Hyderabad Disaster Response and Asset Protection Agency (HYDRAA)

Agency overview
- Formed: 19 July 2024
- Jurisdiction: Telangana Core Urban Region (TCUR), including Greater Hyderabad Municipal Corporation (GHMC), Rangareddy, Medchal Malkajgiri, and Sangareddy districts up to Outer Ring Road (ORR)
- Headquarters: Hyderabad, Telangana, India;
- Agency executive: AV Ranganath, (IPS), Commissioner;
- Parent department: Municipal Administration and Urban Development Department, Government of Telangana
- Website: https://hydraa.telangana.gov.in

Footnotes
- HYDRAA has three wings: Asset Protection, Disaster Management, and Logistics Support. It is responsible for disaster response, asset protection, encroachment removal, inspection, and coordination with other agencies

= Hyderabad Disaster Response and Asset Protection Agency =

Statutory body in Hyderabad, India

The Hyderabad Disaster Response and Asset Protection Agency (HYDRAA) is a statutory body in Hyderabad which is responsible for the protection of public property and disaster management in the city. It was formed in July 2024 by reorganising the city's Enforcement Vigilance and Disaster Management Department (EV&DM).

AV Ranganath, an Inspector-General belonging to the Indian Police Service is currently serving as the Commissioner of HYDRAA.

== Formation ==
As Chief Minister, Revanth Reddy was vocal against residential and commercial builders encroaching on lakes and other public property.

On 19 July 2024, the Government of Telangana has established Hyderabad Disaster Response and Asset Protection Agency by way of an order.

== Composition ==
HYDRAA consists of three wings: Asset Protection Wing, Disaster Management Wing and Logistics Support Wing.

=== Asset Protection Wing ===
The Asset Protection Wing is tasked with protecting government assets and public property such as parks, open spaces, playgrounds, lakes, carriageways, and footpaths and Advertisements from encroaching structures. It coordinates with the Greater Hyderabad Municipal Corporation, Hyderabad City Police and Cyberabad Police to carry out its duties.

=== Disaster Management Wing ===
The Disaster Management Wing deals with disaster response and operates a Disaster Response Force (DRF) to manage and respond to disasters. It cooperates with national and regional disaster response agencies like the National Disaster Response Force and the Telangana Disaster Response and Fire Service, the state's fire brigade.
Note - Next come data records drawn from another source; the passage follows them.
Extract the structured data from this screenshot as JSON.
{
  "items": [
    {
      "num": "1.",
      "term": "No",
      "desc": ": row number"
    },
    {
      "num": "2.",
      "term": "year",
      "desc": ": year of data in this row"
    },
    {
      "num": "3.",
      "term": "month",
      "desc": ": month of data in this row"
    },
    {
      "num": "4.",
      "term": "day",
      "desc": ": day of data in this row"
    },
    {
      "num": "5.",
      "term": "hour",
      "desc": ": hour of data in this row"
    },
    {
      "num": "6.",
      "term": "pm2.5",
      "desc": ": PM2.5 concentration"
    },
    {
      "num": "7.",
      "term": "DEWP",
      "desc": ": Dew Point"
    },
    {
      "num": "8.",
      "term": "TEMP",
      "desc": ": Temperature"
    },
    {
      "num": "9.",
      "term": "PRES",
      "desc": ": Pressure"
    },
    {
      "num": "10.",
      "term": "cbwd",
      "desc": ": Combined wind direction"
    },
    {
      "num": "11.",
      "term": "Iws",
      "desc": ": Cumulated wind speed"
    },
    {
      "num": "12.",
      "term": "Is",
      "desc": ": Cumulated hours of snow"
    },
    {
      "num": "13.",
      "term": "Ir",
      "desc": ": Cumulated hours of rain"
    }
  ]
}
=== Logistics Support Wing ===
The Logistics Support Wing carries out staff recruitment and administrative duties for the agency.

==HYDRAA Police Station==

On 8 May 2025, the Hyderabad Disaster Response and Asset Protection Agency (HYDRAA) inaugurated its first dedicated police station, at Buddha Bhavan, Secunderabad. The station is spread over 10,500 square feet, and is headed by an Assistant Commissioner of Police and staffed with 6 inspectors, 12 sub-inspectors, and 30 constables specifically deputed to handle cases related to land encroachments, forgery, damage to public property, and disaster response within HYDRAA’s jurisdiction. To support its enforcement and rapid response duties, the station is equipped with a fleet of 70 vehicles, including DCMs, Scorpio cars, and motorcycles. This specialized police station is said to enable quicker registration and investigation of cases involving illegal occupation and damage to government assets such as lakes, parks, roads, and drainage systems.

It is expected that the establishment of the HYDRAA police station strengthens the agency’s mandate to protect public property and prevent urban flooding caused by blocked drainage and encroachments. Telangana Chief Minister A. Revanth Reddy emphasized the importance of firm action against wealthy encroachers while urging compassion for vulnerable populations affected by removals. He also announced plans to expand the HYDRAA policing system across Telangana, setting up similar stations in all districts to intensify surveillance and enforcement against land-related crimes. This development marks a significant step in Hyderabad’s efforts to safeguard its heritage, improve civic management, and enhance disaster preparedness.

==Demolition Drives==
On 24th August 2024, HYDRAA demolished the N-Convention owned by Actor Nagarjuna.